The position vector of a point in space depends on how you define your coordinate system.
Suppose that one coordinate system $S$ defined by $(x,y,z)$ is fixed at the origin. Suppose that a second coordinate system $S_0$ is defined by axes labeled $(x_0,y_0,z_0)$ with origin at the location $\Delta \vec{r}$ relative to the first frame.
A particle is at the location $\vec{r}$ relative to the fixed frame. Relative to the second frame, its location is $\vec{r}_0$. These vectors are related according to
$$\vec{r}=\Delta \vec{r} + \vec{r}_0.$$Suppose that the second reference frame is moving and starts with its origin aligned with the first reference frame at $t=0$. Then the origin of the moving frame $S_0$, relative to the fixed frame, is at the location
$$\Delta \vec{r}= \int \vec{V}d t$$and the position of the particle in the fixed frame is
$$\vec{r}=\vec{r}_0 + \int \vec{V}dt.$$In frame $S$, the particle's velocity is $\vec{v}=\frac{d\vec{r}}{dt}$. In frame $S_0$, the particle's velocity is $\vec{v}=\frac{d\vec{r}_0}{dt}$. So solve the above equation for $\vec{r}_0$ and take the derivative with respect to time.

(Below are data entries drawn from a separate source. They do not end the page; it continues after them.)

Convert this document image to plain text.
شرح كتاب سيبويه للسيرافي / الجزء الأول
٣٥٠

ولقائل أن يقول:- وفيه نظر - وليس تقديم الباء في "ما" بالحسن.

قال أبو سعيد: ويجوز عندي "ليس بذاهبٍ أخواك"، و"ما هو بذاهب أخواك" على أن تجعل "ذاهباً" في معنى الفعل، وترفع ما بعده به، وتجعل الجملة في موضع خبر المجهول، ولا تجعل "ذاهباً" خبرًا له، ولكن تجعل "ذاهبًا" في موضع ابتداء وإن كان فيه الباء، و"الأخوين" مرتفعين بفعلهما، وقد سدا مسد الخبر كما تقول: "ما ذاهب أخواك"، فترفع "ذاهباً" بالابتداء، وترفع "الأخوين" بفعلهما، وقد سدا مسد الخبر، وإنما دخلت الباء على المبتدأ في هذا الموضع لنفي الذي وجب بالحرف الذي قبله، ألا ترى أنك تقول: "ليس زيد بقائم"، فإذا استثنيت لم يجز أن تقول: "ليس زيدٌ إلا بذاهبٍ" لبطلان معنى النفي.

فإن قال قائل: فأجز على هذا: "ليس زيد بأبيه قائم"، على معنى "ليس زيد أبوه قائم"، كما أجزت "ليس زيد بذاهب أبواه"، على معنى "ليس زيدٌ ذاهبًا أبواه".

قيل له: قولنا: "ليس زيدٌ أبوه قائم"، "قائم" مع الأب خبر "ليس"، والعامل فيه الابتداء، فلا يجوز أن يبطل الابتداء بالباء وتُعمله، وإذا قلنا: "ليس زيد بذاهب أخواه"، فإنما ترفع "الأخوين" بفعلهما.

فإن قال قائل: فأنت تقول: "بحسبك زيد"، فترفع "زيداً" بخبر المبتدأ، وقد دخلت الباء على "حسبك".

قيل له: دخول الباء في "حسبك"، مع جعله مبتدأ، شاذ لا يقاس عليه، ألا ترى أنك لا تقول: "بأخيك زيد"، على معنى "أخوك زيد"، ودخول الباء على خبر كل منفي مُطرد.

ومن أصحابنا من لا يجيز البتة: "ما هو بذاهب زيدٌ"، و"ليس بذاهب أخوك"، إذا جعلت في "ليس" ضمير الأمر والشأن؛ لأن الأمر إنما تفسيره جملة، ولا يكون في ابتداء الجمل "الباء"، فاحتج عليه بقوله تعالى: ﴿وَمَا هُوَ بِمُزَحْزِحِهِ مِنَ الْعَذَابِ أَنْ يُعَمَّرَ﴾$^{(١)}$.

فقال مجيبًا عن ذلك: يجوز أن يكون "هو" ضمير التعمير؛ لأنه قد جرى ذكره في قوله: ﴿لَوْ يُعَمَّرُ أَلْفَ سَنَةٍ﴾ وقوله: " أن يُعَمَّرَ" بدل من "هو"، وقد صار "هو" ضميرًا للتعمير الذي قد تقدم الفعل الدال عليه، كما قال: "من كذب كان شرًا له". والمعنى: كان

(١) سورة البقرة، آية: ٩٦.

$$\vec{r}_0=\vec{r} - \int \vec{V}dt$$$$\frac{d\vec{r}_0}{dt}=\frac{d\vec{r}}{dt} - \frac{d}{dt}(\int\vec{V}dt)$$$$\vec{v}_0= \vec{v} - \vec{V}$$We can also calculate the acceleration of the particle measured in the moving frame. Taking the time derivative again gives
$$\frac{d\vec{v}_0}{dt}= \frac{d\vec{v}}{dt} - \frac{d\vec{V}}{dt}$$$$\vec{a}= \vec{a}_0 - \vec{A}$$where $\vec{A}$ is the acceleration of the moving frame (relative to the fixed frame).

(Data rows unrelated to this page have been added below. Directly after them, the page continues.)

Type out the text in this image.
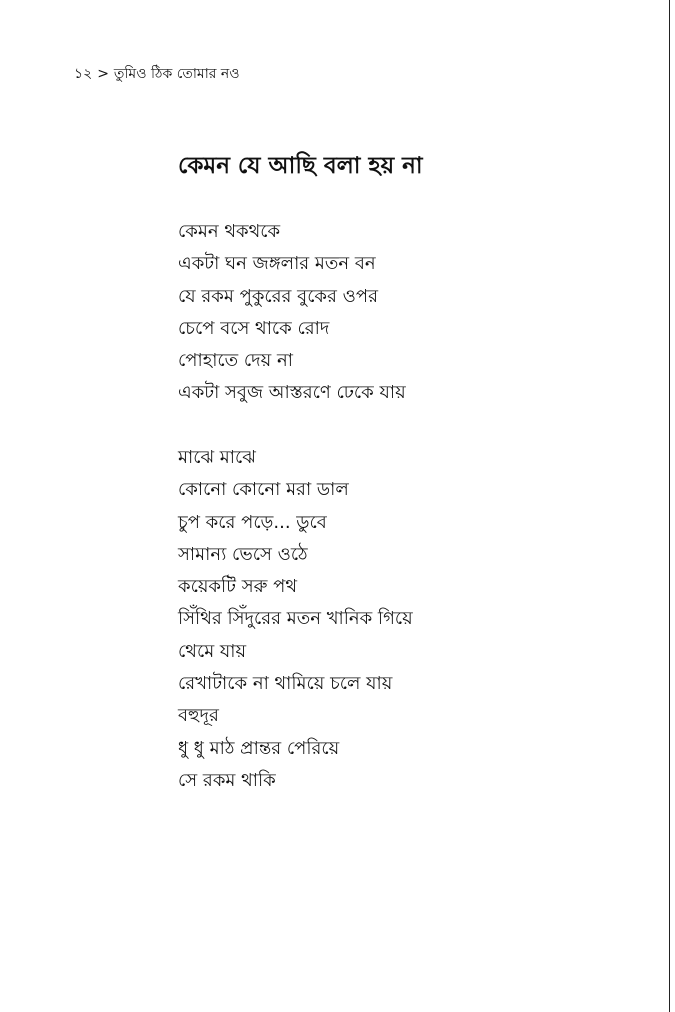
১২ > তুমিও ঠিক তোমার নও
কেমন যে আছি বলা হয় না
কেমন থকথকে
একটা ঘন জঙ্গলার মতন বন
যে রকম পুকুরের বুকের ওপর
চেপে বসে থাকে রোদ
পোহাতে দেয় না
একটা সবুজ আস্তরণে ঢেকে যায়
মাঝে মাঝে
কোনো কোনো মরা ডাল
চুপ করে পড়ে... ডুবে
সামান্য ভেসে ওঠে
কয়েকটি সরু পথ
সিঁথির সিঁদুরের মতন খানিক গিয়ে
থেমে যায়
রেখাটাকে না থামিয়ে চলে যায়
বহুদূর
ধু ধু মাঠ প্রান্তর পেরিয়ে
সে রকম থাকি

If $\vec{V}$ is constant, $\frac{d\vec{V}}{dt}=0$. Then,
$$\frac{d\vec{v}_0}{dt}= \frac{d\vec{v}}{dt}$$$$\vec{a}_0=\vec{a}\, .$$In this case, observers in the two frames will measure the same acceleration for the particle and will agree on Newton's laws (as well as all other laws). Therefore, a reference frame that moves at a constant velocity relative to an inertial reference is also an inertial reference frame.